Quest’ultima strinse gli occhi, portando istintivamente la
mano ad uno dei pugnali.
Provava
compassione per quasi ogni essere vivente, ma sembrava che tra
lei e quell’animale non ci sarebbe mai stata una tregua.
Álof
ammansì l’oca con uno schiocco di
dita e la cacciò via. «Bestiaccia
indisponente» commentò, seppur senza rancore.
Tauriel
concordava pienamente con quell’appellativo, ma
mentre entravano si limitò a dire: «È
un’ottima guardiana».
Questo,
almeno, poteva riconoscerglielo.
La
capanna non era molto ampia. C’era una stanza principale,
che fungeva da cucina e salotto insieme, con un tavolo, un
sofà, un caminetto ed un’ampia dispensa, ed una
porta che doveva condurre alla camera da letto di Álof.
Alcune
erbe erano appese al soffitto a seccare, e su una parete era
sistemato il ritratto di una donna fiera, dalla pelle scura. Aveva
labbra carnose, occhi luminosi, e corti capelli corvini.
Da
alcuni accenni, Tauriel aveva dedotto che si trattasse di
un’amante proveniente da terre lontane, partita un giorno e
mai più tornata.
«Perché
non pulisci i pesci?» propose
Álof, indicando il tavolo. «Puoi usare quel
coltello. Io intanto tiro fuori le erbe. Vuoi le solite, non
è vero?»
Tauriel
annuì, dirigendosi verso il tavolo e sedendosi su
una sedia sgangherata, per poi disporre i pesci davanti a sé
e prendere il coltellaccio posato lì accanto.
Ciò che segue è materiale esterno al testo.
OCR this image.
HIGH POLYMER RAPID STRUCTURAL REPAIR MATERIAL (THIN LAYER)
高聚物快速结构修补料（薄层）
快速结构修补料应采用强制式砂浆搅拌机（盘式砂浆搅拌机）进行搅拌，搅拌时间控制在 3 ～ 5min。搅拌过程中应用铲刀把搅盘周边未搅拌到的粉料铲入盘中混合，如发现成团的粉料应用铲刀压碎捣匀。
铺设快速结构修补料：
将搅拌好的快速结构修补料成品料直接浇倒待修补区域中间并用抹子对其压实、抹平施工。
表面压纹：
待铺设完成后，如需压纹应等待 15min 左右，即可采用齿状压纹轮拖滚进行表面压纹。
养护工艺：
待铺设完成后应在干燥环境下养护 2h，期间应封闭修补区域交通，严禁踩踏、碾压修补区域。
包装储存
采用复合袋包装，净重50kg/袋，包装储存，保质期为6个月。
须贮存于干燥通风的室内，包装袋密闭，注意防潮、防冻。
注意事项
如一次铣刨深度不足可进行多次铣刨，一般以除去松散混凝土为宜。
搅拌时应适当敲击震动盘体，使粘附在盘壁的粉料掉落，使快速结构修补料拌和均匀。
Iniziò a sventrare e a decapitare i pesci in modo rapido ed
efficiente, seppur con una lieve smorfia al viscidume che le
impiastricciava le mani.
Improvvisamente,
forse a causa dell’incontro con Merion,
pensò a Thranduil. Ricordò il modo in cui il re
si era preso cura di lei dopo la Battaglia delle Cinque Armate, e si
morse con forza le labbra.
«A
voialtri Elfi vengono le rughe?»
Tauriel
sbatté le palpebre ed alzò lo sguardo su
Álof, che si era girata verso di lei con una mano ancora
nella dispensa.
«Cosa?»
«Ho
sentito che agli Elfi non vengono le rughe»
rispose la donna, «e spero per il tuo bene che sia vero.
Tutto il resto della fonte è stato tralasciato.